Oscar Owes Moore!
Thanks Michael, for Making an Oscar Night to Remember.
For all the great build-up, for all the anticipation of Vanessa Redgravean pro-Arab rantings and Marlon Brandoesque substitute protests, for all the yammering about blacklisting politically active performers, last night's Oscar show was yet another time-bending dud, one of Hollywood's greatest anticlimaxes since Kevin Bacon's final dancing sequence in Footloose.
If the program served any purpose—including the entertainment of those of us dumb enough to watch the whole goddamned thing—it was to cement the fact that host Steve Martin's rise to prominence as a comedian on the strength of the 1977 cultural watershed album Let's Get Small owed more to widespread drug use during the Me Decade than to his actually being a laff riot. (What can you say about a funnyman who gets one-upped by über-straight man Academy of Motion Pictures Arts & Sciences President Frank Pierson? Martin introduced Pierson with the line, "Fashion experts say cleavage is in this year…" to which Pierson rejoined, "That's the last time I share a dressing room with that guy.")
The night's best moment was not even the amusing and all-too-brief grumblings surrounding documentary feature winner Michael Moore's antiwar messaging (more on that in a minute) or even the long-overdue appreciation showered upon a reluctant Peter O'Toole (whose paean to the U.S. of A. was as political in its way as Moore's comments). No, the high point was the public humiliation directed at the dwarfish Motion Picture Association of America President Jack Valenti, former special assistant to Lyndon Baines Johnson (Valenti is rumored to have been in charge of flushing during LBJ's notorious privy council meetings). In a burst of surprisingly inventive typecasting, the academy tapped the Under the Rainbow-stand-in-sized Valenti to hand out the Oscar for "Best Documentary Short Subject."

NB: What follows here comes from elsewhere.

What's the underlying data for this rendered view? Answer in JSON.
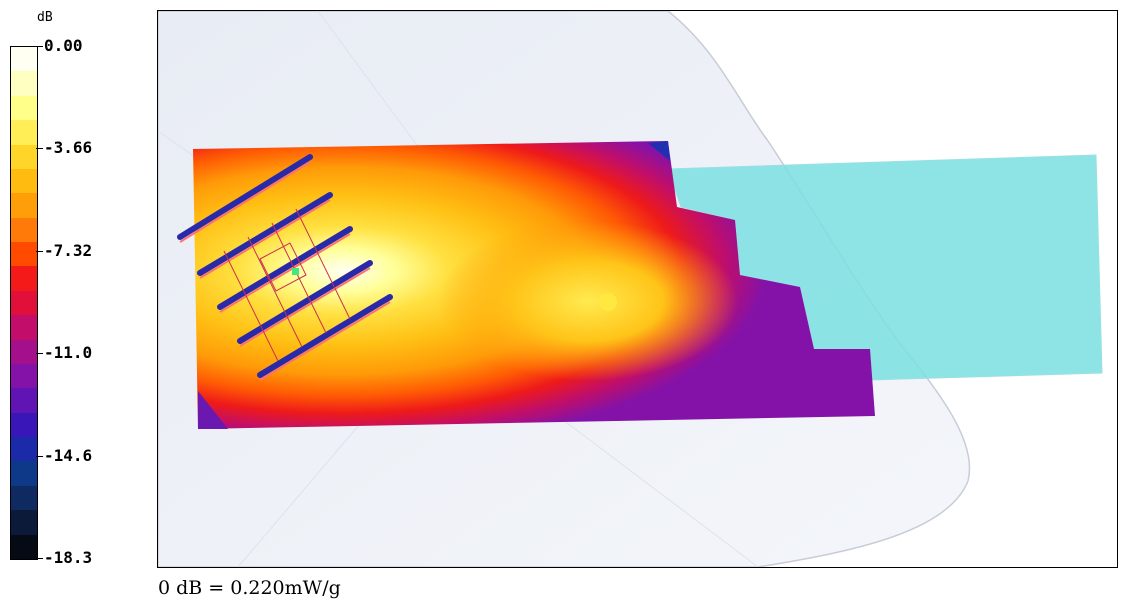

But to get back to Michael Moore, who was loudly booed during his acceptance speech: This viewer, who shares Moore's antiwar sentiments in general but has nothing else in common politically with the left's weeping clown, wants to thank him for giving me what I tuned in to see: at least one moment of drama and tension.
Against a backdrop of musical numbers so mortifying they could have been the death-causing film at the center of last year's horror flick The Ring and half-baked peacenik sentiments (presenter Gael Garcia Bernal hid behind Stalinist artist Frida Kahlo, insisting that "if Frida was alive, she'd be on our side, against war"), Moore laid his beliefs on the line and took his lumps. His arguments may be as misguided and "fictitious" as his documentaries, but he alone seemed willing to say unambivalently what he thought.
Equally important, in an industry that sends more moralistic messages than the Vatican branch of Western Union, Moore had the tactlessness to force the issue at precisely the worst moment. Like Richard Gere's '93 shoutout to Red China or the flap around Elia Kazan's 1999 lifetime achievement award, we'll remember Moore's Oscar night antics far longer than we'll remember what film won best picture this year—or any of Moore's movies, for that matter. Which should count for something.